February 23, 2007 – Opening Night
Ashland, OR
at the Oregon Shakespeare Festival
As You Like It by William Shakespeare
One of the best aspects of the Oregon Shakespeare Festival is its de-monumentizing of Shakespeare. His plays are put on stage without the pomposity that lets the audience know that they are seeing high culture which is good for them. The normal OSF attitude is “Shakespeare today, August Wilson tonight, you decide what you like.”
Well, OSF didn’t follow that rule this time. Not with this As You Like It, and as a result, I liked it very little.
The production is leaden and long. The first half is filled with speechifying. Characters bluster to the front of the stage and deliver their lines. A mosaic of problems is dropped in front of the audience without connection or cohesion.
“Here, take this. It’s Shakespeare!” we seem to be told. “And this! And this!”
The disjointedness is amplified by the senseless staging and costuming. Supposedly set in the 1930’s depression, the stage is initially sparse and industrial and more like a silent movie depicting a Industrial Revolution factory. The Arden forest is equally sparse and stylized, and equally unsatisfying in its own, off-the-mark way. The supposedly complementary costumes are the real puzzles. They wander from pseudo-1930’s business, to gangster, to 1800’s English countryside, to simply too busy, incomprehensible, and wrong. And, then there’s the featureless music which is delivered inappropriately by this player or that.

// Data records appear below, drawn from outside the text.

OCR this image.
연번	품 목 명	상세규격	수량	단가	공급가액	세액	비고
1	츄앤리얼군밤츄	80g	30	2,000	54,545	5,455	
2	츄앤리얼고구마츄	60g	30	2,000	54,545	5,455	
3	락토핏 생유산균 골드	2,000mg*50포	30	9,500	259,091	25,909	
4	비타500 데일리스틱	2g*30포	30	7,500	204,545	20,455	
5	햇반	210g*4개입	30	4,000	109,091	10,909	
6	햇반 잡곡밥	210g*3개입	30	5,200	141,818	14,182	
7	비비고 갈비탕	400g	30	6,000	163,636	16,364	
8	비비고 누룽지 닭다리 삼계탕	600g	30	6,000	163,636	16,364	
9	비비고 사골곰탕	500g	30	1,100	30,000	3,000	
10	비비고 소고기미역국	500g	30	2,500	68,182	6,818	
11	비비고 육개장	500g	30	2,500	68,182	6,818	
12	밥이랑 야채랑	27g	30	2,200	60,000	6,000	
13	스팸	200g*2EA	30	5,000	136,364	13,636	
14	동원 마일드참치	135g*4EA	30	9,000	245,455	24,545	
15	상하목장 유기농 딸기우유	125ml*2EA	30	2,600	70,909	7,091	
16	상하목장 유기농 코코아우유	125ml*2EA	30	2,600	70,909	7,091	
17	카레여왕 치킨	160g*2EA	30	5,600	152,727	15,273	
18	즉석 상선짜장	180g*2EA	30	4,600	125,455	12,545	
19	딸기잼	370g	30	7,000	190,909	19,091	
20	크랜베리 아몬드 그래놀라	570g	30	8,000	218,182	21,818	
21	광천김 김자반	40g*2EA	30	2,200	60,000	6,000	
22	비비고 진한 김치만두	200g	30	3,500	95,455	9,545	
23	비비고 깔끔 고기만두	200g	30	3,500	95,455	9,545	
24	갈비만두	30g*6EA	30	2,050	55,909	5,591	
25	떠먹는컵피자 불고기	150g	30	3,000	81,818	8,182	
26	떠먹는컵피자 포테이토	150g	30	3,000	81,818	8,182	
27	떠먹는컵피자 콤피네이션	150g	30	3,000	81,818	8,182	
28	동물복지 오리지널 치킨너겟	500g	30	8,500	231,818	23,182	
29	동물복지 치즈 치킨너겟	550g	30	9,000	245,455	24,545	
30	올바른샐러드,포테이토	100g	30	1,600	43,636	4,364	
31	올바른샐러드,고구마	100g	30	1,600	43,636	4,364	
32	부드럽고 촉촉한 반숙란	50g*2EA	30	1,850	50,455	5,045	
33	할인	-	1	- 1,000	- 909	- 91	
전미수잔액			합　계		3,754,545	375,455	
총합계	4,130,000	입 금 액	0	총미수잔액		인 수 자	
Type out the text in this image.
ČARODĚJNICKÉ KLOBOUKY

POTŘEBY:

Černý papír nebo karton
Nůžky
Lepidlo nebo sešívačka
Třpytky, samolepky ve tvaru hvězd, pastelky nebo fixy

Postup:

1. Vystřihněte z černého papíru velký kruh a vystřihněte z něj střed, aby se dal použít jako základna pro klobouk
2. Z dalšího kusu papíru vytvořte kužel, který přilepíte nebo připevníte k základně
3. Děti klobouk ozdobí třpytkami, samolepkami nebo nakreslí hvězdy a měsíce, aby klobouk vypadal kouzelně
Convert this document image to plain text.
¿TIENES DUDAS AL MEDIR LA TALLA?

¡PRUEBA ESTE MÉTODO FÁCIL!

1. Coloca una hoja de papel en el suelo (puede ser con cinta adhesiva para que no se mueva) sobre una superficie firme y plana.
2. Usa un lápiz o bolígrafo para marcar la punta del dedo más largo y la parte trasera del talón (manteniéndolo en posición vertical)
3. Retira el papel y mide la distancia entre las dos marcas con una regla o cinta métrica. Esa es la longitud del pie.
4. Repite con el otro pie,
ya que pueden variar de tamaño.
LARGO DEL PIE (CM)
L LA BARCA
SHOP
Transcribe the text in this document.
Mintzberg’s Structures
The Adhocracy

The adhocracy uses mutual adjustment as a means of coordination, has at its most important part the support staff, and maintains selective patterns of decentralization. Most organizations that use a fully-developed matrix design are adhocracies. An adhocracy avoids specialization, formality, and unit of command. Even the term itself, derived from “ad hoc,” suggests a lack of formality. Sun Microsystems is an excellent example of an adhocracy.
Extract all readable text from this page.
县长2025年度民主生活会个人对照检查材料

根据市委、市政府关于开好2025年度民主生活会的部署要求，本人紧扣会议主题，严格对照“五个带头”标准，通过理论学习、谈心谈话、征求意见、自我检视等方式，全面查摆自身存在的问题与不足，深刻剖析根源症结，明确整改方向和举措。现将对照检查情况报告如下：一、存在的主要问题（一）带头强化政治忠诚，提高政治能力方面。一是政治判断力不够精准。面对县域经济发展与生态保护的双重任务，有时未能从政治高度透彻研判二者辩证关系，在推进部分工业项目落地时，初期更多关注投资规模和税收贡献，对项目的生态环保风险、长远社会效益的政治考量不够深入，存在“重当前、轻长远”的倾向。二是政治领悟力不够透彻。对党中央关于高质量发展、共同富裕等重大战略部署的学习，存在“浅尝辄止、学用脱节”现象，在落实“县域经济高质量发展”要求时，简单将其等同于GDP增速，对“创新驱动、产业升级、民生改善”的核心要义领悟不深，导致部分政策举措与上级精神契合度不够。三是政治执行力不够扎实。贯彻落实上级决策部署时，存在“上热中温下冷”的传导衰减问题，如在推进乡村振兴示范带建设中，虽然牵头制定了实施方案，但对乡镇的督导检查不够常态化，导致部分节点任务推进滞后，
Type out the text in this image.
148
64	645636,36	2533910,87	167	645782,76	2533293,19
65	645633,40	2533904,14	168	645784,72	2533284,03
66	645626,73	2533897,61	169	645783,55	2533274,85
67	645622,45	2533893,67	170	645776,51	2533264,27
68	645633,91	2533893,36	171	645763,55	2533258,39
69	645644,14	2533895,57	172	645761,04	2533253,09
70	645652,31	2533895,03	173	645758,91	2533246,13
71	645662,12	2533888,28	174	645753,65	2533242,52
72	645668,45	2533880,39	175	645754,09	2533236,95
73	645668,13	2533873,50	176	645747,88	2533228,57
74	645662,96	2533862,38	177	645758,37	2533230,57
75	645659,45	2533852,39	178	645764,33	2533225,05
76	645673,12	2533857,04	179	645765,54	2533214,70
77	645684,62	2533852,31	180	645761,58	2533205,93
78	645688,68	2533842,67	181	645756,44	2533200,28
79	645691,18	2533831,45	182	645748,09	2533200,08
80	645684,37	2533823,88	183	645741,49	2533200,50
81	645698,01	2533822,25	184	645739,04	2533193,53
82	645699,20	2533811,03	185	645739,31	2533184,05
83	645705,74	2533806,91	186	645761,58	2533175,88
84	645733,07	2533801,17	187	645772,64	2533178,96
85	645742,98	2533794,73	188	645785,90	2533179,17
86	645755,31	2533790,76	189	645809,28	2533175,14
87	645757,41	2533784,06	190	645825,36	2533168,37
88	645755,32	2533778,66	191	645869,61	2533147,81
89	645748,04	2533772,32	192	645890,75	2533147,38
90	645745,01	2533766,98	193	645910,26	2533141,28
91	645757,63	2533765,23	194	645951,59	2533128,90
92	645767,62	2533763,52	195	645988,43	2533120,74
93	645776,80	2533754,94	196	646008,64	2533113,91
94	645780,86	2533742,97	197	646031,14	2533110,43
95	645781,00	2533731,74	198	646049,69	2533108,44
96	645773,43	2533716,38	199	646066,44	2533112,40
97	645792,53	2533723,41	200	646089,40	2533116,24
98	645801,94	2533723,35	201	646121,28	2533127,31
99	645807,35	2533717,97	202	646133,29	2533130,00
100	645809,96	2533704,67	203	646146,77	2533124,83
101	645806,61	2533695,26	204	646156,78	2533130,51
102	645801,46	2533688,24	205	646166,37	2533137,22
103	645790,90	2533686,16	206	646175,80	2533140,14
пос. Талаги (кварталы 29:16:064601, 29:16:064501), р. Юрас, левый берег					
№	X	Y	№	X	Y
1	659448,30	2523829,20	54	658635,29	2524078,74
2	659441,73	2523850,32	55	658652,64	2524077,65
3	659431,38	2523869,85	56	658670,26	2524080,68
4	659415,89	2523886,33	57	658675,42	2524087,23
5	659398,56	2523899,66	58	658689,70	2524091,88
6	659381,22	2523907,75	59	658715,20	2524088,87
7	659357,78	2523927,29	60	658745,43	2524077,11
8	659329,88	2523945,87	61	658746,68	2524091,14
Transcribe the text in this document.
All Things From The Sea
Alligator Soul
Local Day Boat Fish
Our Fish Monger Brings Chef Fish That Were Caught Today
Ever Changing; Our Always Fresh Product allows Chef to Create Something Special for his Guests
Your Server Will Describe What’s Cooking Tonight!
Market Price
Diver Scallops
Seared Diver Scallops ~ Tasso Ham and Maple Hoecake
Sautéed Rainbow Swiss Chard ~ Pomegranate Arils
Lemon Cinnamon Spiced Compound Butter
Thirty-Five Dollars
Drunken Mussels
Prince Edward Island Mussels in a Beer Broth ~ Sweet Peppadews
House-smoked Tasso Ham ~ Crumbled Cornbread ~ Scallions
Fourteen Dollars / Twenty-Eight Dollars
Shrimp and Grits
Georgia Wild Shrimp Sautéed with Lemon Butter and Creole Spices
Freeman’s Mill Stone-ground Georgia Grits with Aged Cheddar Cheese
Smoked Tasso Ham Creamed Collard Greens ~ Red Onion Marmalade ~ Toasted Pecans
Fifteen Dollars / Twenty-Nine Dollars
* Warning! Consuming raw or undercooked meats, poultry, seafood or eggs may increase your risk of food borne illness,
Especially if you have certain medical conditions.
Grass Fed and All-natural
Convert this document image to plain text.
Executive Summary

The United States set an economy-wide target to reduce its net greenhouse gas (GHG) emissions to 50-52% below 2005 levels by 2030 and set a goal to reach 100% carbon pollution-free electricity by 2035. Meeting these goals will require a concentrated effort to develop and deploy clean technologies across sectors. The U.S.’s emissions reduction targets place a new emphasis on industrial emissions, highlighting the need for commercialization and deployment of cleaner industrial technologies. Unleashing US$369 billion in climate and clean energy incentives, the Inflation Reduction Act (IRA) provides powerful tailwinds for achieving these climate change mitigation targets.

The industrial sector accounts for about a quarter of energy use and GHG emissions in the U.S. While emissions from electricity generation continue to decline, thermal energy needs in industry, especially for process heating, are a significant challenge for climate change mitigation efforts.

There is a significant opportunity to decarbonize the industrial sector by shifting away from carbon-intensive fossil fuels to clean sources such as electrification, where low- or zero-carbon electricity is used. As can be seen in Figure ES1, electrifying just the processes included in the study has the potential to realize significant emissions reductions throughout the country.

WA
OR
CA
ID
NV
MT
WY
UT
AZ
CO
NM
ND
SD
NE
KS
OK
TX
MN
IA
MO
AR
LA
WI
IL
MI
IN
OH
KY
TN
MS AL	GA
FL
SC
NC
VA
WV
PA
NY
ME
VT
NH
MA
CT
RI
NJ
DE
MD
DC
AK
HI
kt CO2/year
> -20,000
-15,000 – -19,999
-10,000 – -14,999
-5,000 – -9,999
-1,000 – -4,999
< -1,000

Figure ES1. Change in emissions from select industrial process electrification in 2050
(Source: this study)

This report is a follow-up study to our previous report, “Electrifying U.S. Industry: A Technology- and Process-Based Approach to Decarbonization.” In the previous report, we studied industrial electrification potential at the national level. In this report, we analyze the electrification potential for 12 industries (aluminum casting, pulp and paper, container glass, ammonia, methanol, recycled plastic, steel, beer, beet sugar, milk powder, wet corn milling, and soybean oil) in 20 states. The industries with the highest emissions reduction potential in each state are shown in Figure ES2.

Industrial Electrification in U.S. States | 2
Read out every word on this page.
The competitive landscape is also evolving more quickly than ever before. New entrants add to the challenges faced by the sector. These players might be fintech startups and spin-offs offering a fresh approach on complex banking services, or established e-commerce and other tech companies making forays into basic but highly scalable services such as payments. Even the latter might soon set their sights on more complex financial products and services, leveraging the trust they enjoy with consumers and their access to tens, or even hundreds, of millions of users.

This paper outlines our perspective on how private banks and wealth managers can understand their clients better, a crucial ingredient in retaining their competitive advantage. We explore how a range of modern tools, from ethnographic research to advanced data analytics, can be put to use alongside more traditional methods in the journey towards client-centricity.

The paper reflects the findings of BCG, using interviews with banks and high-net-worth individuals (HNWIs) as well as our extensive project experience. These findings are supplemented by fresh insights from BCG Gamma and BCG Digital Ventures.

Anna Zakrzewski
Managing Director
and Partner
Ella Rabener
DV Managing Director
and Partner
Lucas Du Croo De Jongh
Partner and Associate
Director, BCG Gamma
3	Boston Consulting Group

The wrestling scene which featured a shirtless, clean-cut, 20/30-something Danforth Comins (Orlando), typified the off-putting feeling of the evening. Instead of the match showcasing a tantalizing bit of male flesh (normally a very good thing), the participants in the wrestling here were made unattractive and, well, odd-looking. I am pretty sure that Comins is good looking, but not on this set, in this light, with this direction.
There are fun performances to watch, but all of the actors are clearly doing a bidding of a director, J.R. Sullivan, whose psychotropic meds were having an off week. There’s no overall functioning together of the parts of the play.
Rather than cutting and focusing or amplifying and spotlighting, this production gives the audience a vision-less regurgitation of Shakespeare’s comedy chestnut. As a result, the evening was heavy and long.
Positive nods to Miriam Laube (Rosalind) for sparkling eyes and fun moments. Sarah Rutan (Phebe), Robert Sicular (Jaques), David Kelley (Touchstone) had great moments, too. And, Juan Rivera LeBron was pretty, sincere, and spot-on in his scenes as always (although, he is getting a bit old to be the starry-eyed kid much longer).
But, the performances needed better direction for the evening to be entertainment.
.
That’s prett succinct! I’ll bet people even paid money for it!
The local paper, The Mail Tribune, had a succinct review line themselves, “This looks like Gidget goes to Arden.”
Julie Oda
I was particularly disappointed in Julie Oda’s performance as Celia. OSF usually tries to set a high standard for its acting company; Ms. Oda seems more suited to community theater. I think a return to the minor “trouser roles” she’s played in previous OSF productions might be best for everyone.